Once training is complete, test your agent’s performance:

# Test the trained agent
def test_agent(agent, env, num_episodes=1000):
    """Test agent performance without learning or exploration."""
    total_rewards = []

    # Temporarily disable exploration for testing
    old_epsilon = agent.epsilon
    agent.epsilon = 0.0  # Pure exploitation

    for _ in range(num_episodes):
        obs, info = env.reset()
        episode_reward = 0
        done = False

        while not done:
            action = agent.get_action(obs)
            obs, reward, terminated, truncated, info = env.step(action)
            episode_reward += reward
            done = terminated or truncated

        total_rewards.append(episode_reward)
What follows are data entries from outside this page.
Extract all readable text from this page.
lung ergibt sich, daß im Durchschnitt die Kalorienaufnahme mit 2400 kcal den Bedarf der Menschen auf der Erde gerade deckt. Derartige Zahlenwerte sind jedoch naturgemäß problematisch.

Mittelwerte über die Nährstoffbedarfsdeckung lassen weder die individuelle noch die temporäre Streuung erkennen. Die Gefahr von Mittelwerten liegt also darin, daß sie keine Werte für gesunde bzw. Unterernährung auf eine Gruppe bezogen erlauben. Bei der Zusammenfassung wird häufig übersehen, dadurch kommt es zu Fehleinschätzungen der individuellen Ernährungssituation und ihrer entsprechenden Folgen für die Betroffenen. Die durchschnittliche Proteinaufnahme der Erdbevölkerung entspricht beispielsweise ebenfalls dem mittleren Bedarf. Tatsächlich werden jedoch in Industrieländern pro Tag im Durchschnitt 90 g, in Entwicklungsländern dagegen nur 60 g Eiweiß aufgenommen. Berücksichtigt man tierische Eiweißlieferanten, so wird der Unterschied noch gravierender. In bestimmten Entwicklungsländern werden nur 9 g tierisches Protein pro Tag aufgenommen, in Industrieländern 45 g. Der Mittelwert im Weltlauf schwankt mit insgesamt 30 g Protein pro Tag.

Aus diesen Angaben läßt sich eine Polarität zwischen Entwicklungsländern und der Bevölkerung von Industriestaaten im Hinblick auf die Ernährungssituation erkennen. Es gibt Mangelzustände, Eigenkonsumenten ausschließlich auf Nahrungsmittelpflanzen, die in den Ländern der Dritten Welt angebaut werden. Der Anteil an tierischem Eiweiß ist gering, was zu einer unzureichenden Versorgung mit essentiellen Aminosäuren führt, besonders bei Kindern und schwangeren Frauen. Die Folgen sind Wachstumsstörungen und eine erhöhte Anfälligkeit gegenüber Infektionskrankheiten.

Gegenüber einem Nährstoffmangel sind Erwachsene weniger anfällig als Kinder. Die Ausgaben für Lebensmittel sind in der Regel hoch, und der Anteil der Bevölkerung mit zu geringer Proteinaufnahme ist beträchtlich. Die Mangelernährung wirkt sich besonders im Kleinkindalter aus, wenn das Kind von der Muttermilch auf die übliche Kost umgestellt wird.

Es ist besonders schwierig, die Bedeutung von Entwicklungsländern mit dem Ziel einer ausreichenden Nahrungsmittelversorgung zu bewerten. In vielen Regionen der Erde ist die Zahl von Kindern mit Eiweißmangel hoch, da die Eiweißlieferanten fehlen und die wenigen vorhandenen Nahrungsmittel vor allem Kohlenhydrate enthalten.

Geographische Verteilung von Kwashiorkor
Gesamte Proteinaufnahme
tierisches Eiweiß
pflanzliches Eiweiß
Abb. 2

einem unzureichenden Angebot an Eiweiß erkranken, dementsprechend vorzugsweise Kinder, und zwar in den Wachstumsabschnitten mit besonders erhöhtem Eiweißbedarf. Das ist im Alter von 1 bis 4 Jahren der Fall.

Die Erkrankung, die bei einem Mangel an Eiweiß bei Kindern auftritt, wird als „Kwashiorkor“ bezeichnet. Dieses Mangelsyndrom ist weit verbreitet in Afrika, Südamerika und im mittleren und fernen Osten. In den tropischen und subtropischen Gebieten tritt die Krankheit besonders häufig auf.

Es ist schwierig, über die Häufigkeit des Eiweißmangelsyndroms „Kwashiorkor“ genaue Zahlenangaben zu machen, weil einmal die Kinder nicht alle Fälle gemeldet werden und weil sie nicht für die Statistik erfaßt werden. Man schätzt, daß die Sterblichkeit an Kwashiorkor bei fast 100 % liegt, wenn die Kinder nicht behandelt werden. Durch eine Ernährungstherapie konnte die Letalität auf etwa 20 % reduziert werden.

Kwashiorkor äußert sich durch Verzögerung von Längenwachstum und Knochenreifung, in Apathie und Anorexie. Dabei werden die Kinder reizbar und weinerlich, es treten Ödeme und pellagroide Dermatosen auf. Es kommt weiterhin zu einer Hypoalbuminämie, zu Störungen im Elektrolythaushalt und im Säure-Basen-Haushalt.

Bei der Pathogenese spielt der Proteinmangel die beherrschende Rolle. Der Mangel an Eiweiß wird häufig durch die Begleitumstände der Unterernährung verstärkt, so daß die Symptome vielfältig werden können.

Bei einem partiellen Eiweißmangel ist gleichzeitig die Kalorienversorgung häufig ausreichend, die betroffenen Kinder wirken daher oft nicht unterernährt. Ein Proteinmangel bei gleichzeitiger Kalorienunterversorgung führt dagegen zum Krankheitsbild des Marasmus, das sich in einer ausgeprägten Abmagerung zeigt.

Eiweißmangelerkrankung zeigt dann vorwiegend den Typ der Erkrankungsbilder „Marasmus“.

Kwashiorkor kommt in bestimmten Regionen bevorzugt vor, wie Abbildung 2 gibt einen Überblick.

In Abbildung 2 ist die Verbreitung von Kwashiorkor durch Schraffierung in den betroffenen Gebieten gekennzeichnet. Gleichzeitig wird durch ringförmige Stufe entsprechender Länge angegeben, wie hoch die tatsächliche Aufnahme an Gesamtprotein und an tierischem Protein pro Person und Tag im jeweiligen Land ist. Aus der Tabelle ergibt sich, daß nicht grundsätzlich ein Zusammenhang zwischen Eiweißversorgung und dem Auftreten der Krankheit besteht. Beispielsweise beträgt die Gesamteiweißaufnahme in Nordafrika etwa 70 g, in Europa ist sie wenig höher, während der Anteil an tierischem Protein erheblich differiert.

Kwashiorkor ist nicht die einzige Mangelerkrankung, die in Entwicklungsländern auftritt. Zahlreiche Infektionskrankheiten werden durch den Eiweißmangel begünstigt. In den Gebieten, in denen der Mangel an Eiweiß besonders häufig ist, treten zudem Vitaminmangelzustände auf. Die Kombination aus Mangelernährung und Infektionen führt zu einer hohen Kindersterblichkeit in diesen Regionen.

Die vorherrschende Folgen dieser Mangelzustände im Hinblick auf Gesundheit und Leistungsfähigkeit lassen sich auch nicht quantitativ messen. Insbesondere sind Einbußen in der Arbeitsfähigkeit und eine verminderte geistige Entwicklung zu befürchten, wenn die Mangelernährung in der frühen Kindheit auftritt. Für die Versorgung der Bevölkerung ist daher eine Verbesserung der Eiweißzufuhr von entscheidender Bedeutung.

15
    # Restore original epsilon
    agent.epsilon = old_epsilon

    win_rate = np.mean(np.array(total_rewards) > 0)
    average_reward = np.mean(total_rewards)
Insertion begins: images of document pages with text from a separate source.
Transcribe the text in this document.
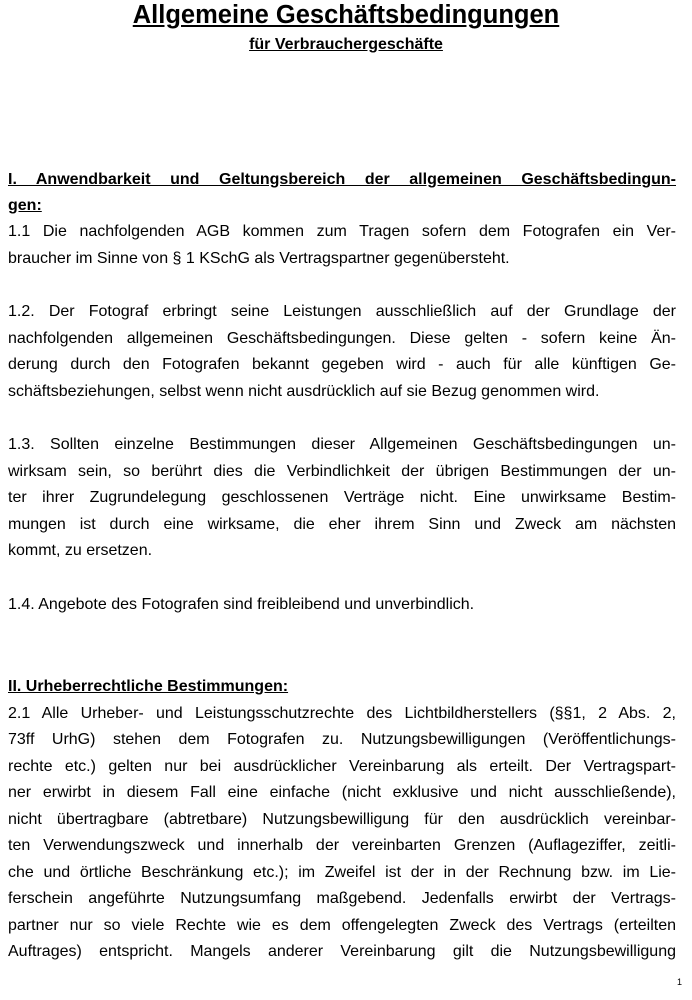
Allgemeine Geschäftsbedingungen
für Verbrauchergeschäfte
I. Anwendbarkeit und Geltungsbereich der allgemeinen Geschäftsbedingun-
gen:
1.1 Die nachfolgenden AGB kommen zum Tragen sofern dem Fotografen ein Ver-
braucher im Sinne von § 1 KSchG als Vertragspartner gegenübersteht.
1.2. Der Fotograf erbringt seine Leistungen ausschließlich auf der Grundlage der
nachfolgenden allgemeinen Geschäftsbedingungen. Diese gelten - sofern keine Än-
derung durch den Fotografen bekannt gegeben wird - auch für alle künftigen Ge-
schäftsbeziehungen, selbst wenn nicht ausdrücklich auf sie Bezug genommen wird.
1.3. Sollten einzelne Bestimmungen dieser Allgemeinen Geschäftsbedingungen un-
wirksam sein, so berührt dies die Verbindlichkeit der übrigen Bestimmungen der un-
ter ihrer Zugrundelegung geschlossenen Verträge nicht. Eine unwirksame Bestim-
mungen ist durch eine wirksame, die eher ihrem Sinn und Zweck am nächsten
kommt, zu ersetzen.
1.4. Angebote des Fotografen sind freibleibend und unverbindlich.
II. Urheberrechtliche Bestimmungen:
2.1 Alle Urheber- und Leistungsschutzrechte des Lichtbildherstellers (§§1, 2 Abs. 2,
73ff UrhG) stehen dem Fotografen zu. Nutzungsbewilligungen (Veröffentlichungs-
rechte etc.) gelten nur bei ausdrücklicher Vereinbarung als erteilt. Der Vertragspart-
ner erwirbt in diesem Fall eine einfache (nicht exklusive und nicht ausschließende),
nicht übertragbare (abtretbare) Nutzungsbewilligung für den ausdrücklich vereinbar-
ten Verwendungszweck und innerhalb der vereinbarten Grenzen (Auflageziffer, zeitli-
che und örtliche Beschränkung etc.); im Zweifel ist der in der Rechnung bzw. im Lie-
ferschein angeführte Nutzungsumfang maßgebend. Jedenfalls erwirbt der Vertrags-
partner nur so viele Rechte wie es dem offengelegten Zweck des Vertrags (erteilten
Auftrages) entspricht. Mangels anderer Vereinbarung gilt die Nutzungsbewilligung
1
    print(f"Test Results over {num_episodes} episodes:")
    print(f"Win Rate: {win_rate:.1%}")
    print(f"Average Reward: {average_reward:.3f}")
    print(f"Standard Deviation: {np.std(total_rewards):.3f}")

# Test your agent
test_agent(agent, env)

Good Blackjack performance:

Win rate: 42-45% (house edge makes >50% impossible)
Average reward: -0.02 to +0.01
Consistency: Low standard deviation indicates reliable strategy

Next Steps¶

Congratulations! You’ve successfully trained your first RL agent. Here’s what to explore next:

Try other environments: CartPole, MountainCar, LunarLander
Experiment with hyperparameters: Learning rates, exploration strategies
Implement other algorithms: SARSA, Expected SARSA, Monte Carlo methods
Add function approximation: Neural networks for larger state spaces
Create custom environments: Design your own RL problems

For more information, see:

Basic Usage - Understanding Gymnasium fundamentals
Custom Environments - Building your own RL problems
Complete Training Tutorials - More algorithms and environments
Recording Agent Behavior - Saving videos and performance data

The key insight from this tutorial is that RL agents learn through trial and error, gradually building up knowledge about what actions work best in different situations. Q-learning provides a systematic way to learn this knowledge, balancing exploration of new possibilities with exploitation of current knowledge.

Keep experimenting, and remember that RL is as much art as science - finding the right hyperparameters and environment design often requires patience and intuition!